Tuesday, October 20, 2009

King Lear

How does the perception of truth affect love? 
This tragedy is interesting in that King Lear acts, struggles, and lives throughout most of the play under false perceptions of love and it isn't until the end of the play that his sufferings finally seems to bring him to the truth. 
As a more creative response to my question for King Lear I drew a picture. Unable to add it to my blog, I will simply describe it. It is a sketch of Cordelia lying on her deathbed, raised up with her arm hanging loosely by her side. Her distraught father, King Lear is kneeled with his arm stretched out to hers and his head thrown back in anguish.

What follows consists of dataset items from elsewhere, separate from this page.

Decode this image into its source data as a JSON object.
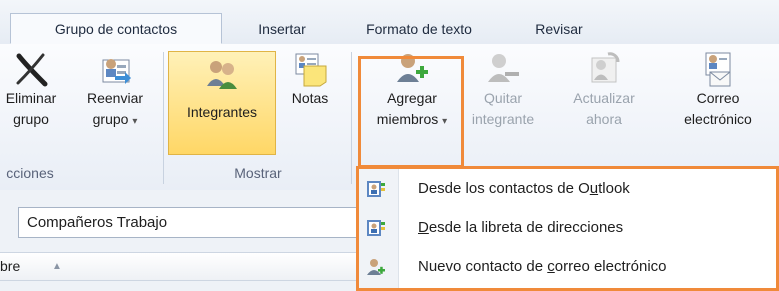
{
  "tabs": [
    {
      "label": "Grupo de contactos",
      "active": true
    },
    {
      "label": "Insertar",
      "active": false
    },
    {
      "label": "Formato de texto",
      "active": false
    },
    {
      "label": "Revisar",
      "active": false
    }
  ],
  "ribbon": {
    "acciones": {
      "label": "cciones",
      "eliminar": {
        "line1": "Eliminar",
        "line2": "grupo",
        "icon": "delete-x-icon"
      },
      "reenviar": {
        "line1": "Reenviar",
        "line2": "grupo",
        "dropdown": "▾",
        "icon": "forward-icon"
      }
    },
    "mostrar": {
      "label": "Mostrar",
      "integrantes": {
        "line1": "Integrantes",
        "icon": "members-icon",
        "selected": true
      },
      "notas": {
        "line1": "Notas",
        "icon": "notes-icon"
      }
    },
    "agregar": {
      "line1": "Agregar",
      "line2": "miembros",
      "dropdown": "▾",
      "icon": "add-member-icon"
    },
    "quitar": {
      "line1": "Quitar",
      "line2": "integrante",
      "icon": "remove-member-icon",
      "disabled": true
    },
    "actualizar": {
      "line1": "Actualizar",
      "line2": "ahora",
      "icon": "refresh-members-icon",
      "disabled": true
    },
    "correo": {
      "line1": "Correo",
      "line2": "electrónico",
      "icon": "email-icon"
    },
    "highlight_color": "#f08a3a"
  },
  "name_field": {
    "value": "Compañeros Trabajo"
  },
  "column_header": {
    "label": "bre",
    "sort_indicator": "▲"
  },
  "dropdown_menu": {
    "items": [
      {
        "pre": "Desde los contactos de O",
        "u": "u",
        "post": "tlook",
        "icon": "address-book-icon"
      },
      {
        "pre": "",
        "u": "D",
        "post": "esde la libreta de direcciones",
        "icon": "address-book-icon"
      },
      {
        "pre": "Nuevo contacto de ",
        "u": "c",
        "post": "orreo electrónico",
        "icon": "new-contact-icon"
      }
    ]
  }
}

Cordelia's two corrupt sisters are also below her, simultaneously pulling and hanging on both her feet and Lear's arm with grotesque faces filled with torment and empty, sightless eyes. This symbolizes how Reagan and Goneril were the primary agents of chaos who influenced and created Lear's false perception of truth in order to deceptively gain his love. They effectively controlled Lear throughout the play sucking his power dry and leaving him as a weak and broken man. Kneeling before his dead, beloved daughter, Lear is finally at a place where he clearly understands the truth of the characters and yet is in agony as he can now only love Cordelia through his sorrow.
In the play, King Lear perceives Goneril and Reagan to be his loyal daughters who out of their love for him would house, respect, and provide for him. This perception leads him to blindly give them his kingdom. He is betrayed, his perception shattered and he is abandoned to suffer and come to an understanding of truth in the wilderness. Kent, the Fool, and Edgar help to bring him to a repentant and mournful state as he realizes Cordelia, his youngest was the daughter who truly loved him. He perceived her as ungrateful and unloving and thus responded by exiling her. When the two are finally united and reconciled at the conclusion of the play, love is only shared fugaciously.